On 3/4/2011 2:05 PM, dan (ddp) wrote:
The log message in 5113 does not appear to
contain an IP address:
"Mar 4 12:47:55 l785 kernel: Kernel log
daemon terminating."
A regex for an IP would not match that log
message.
On Fri, Mar 4, 2011 at 4:57 PM, Lars
Oberg<[email protected]
<mailto:[email protected]>> wrote:
I have a rule for which I cannot seem to
disable the email alerts. Since
SrcIp is not decoded for this rule, I am
using a regex.

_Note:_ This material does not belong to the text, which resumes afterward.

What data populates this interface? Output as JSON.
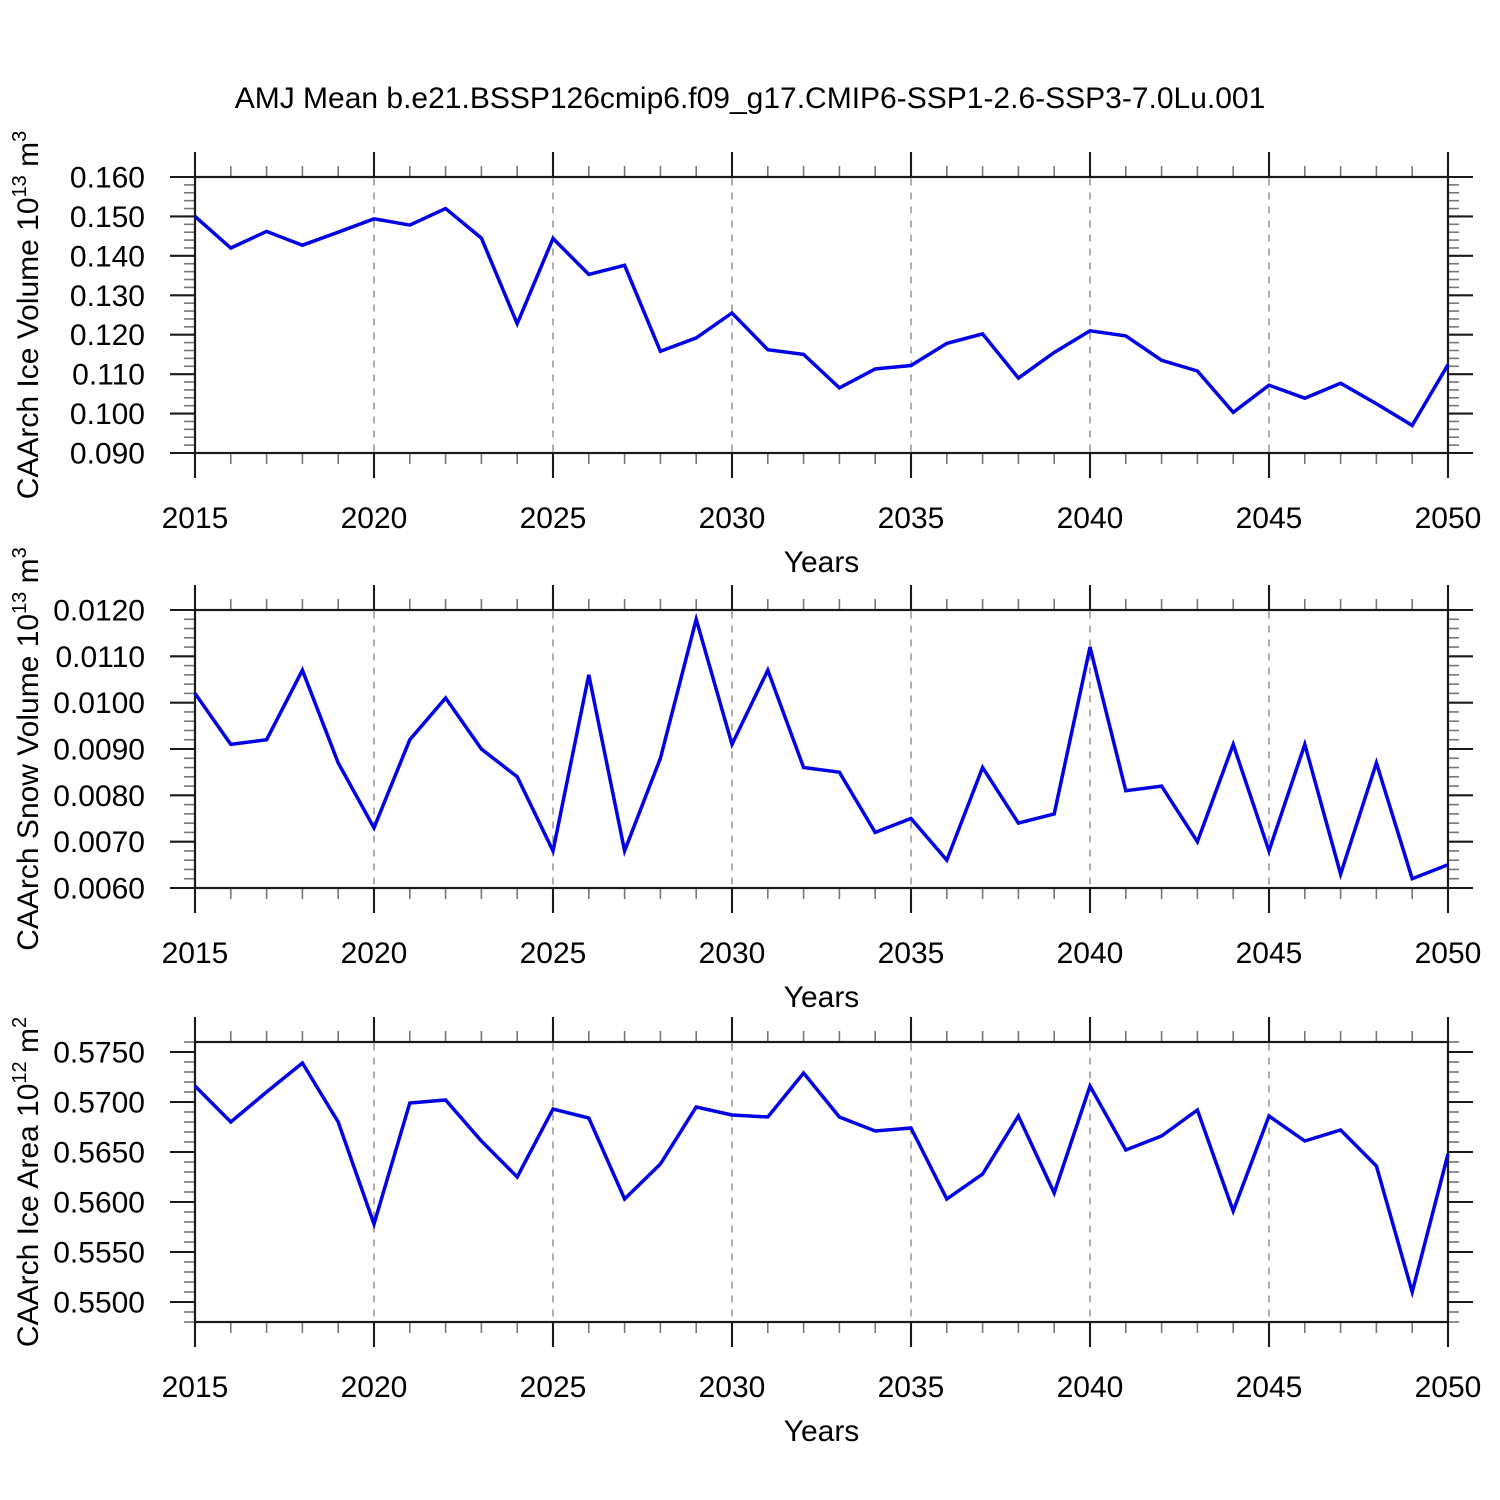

Below is my
local_rules.xml file (only 2 rules). The
rule that doesn't fire is
100200,
but the strange thing is that the rule
below it (100201) is firing just
fine, use the exact same regex to match
on the IP address of the
workstation
I'm testing on.
This is very confusing to me, but I am
new to ossec, so I am hopefully
just
overlooking something simple.
Below is also the e-mail notification I
am trying to suppress as well as
the
contents of the alert log.
What am I missing?
----- local_rules.xml -----
<group name="local,syslog,">
<rule id="100200" level="2">
<if_sid>5113</if_sid>
<regex>(10\.\d*\.3\.\d*)|(10.1.1.152)</regex>
<options>no_email_alert</options>
<description>No e-mail alerts for work
stations shutting
down.</description>
</rule>
<rule id="100201" level="2">
<if_sid>503</if_sid>
<regex>(10\.\d*\.3\.\d*)|(10.1.1.152)</regex>
<options>no_email_alert</options>
<description>No email alerts when work
stations start up.</description>
</rule>
</group> <!-- SYSLOG,LOCAL -->
----- Email -----
OSSEC HIDS Notification.
2011 Mar 04 12:47:56
Received From: (785)
10.1.3.4->/var/log/messages
Rule: 5113 fired (level 7) -> "System
is shutting down."
Portion of the log(s):
Mar 4 12:47:55 l785 kernel: Kernel log
daemon terminating.
--END OF NOTIFICATION
----- Alert log (notice that 5113 fires,
instead of 100200) -----
** Alert 1299272104.152207: mail -
syslog,linuxkernel,system_shutdown,
2011 Mar 04 12:55:04 (785)
10.1.3.4->/var/log/messages
Rule: 5113 (level 7) -> 'System is
shutting down.'
Src IP: (none)
User: (none)
Mar 4 12:55:03 l785 kernel: Kernel log
daemon terminating.
** Alert 1299272227.153206: - local,syslog,
2011 Mar 04 12:57:07 (785) 10.1.3.4->ossec
Rule: 100201 (level 2) -> 'No email
alerts when POS stations start up.'
Src IP: (none)
User: (none)
ossec: Agent started: '785->10.1.3.4'.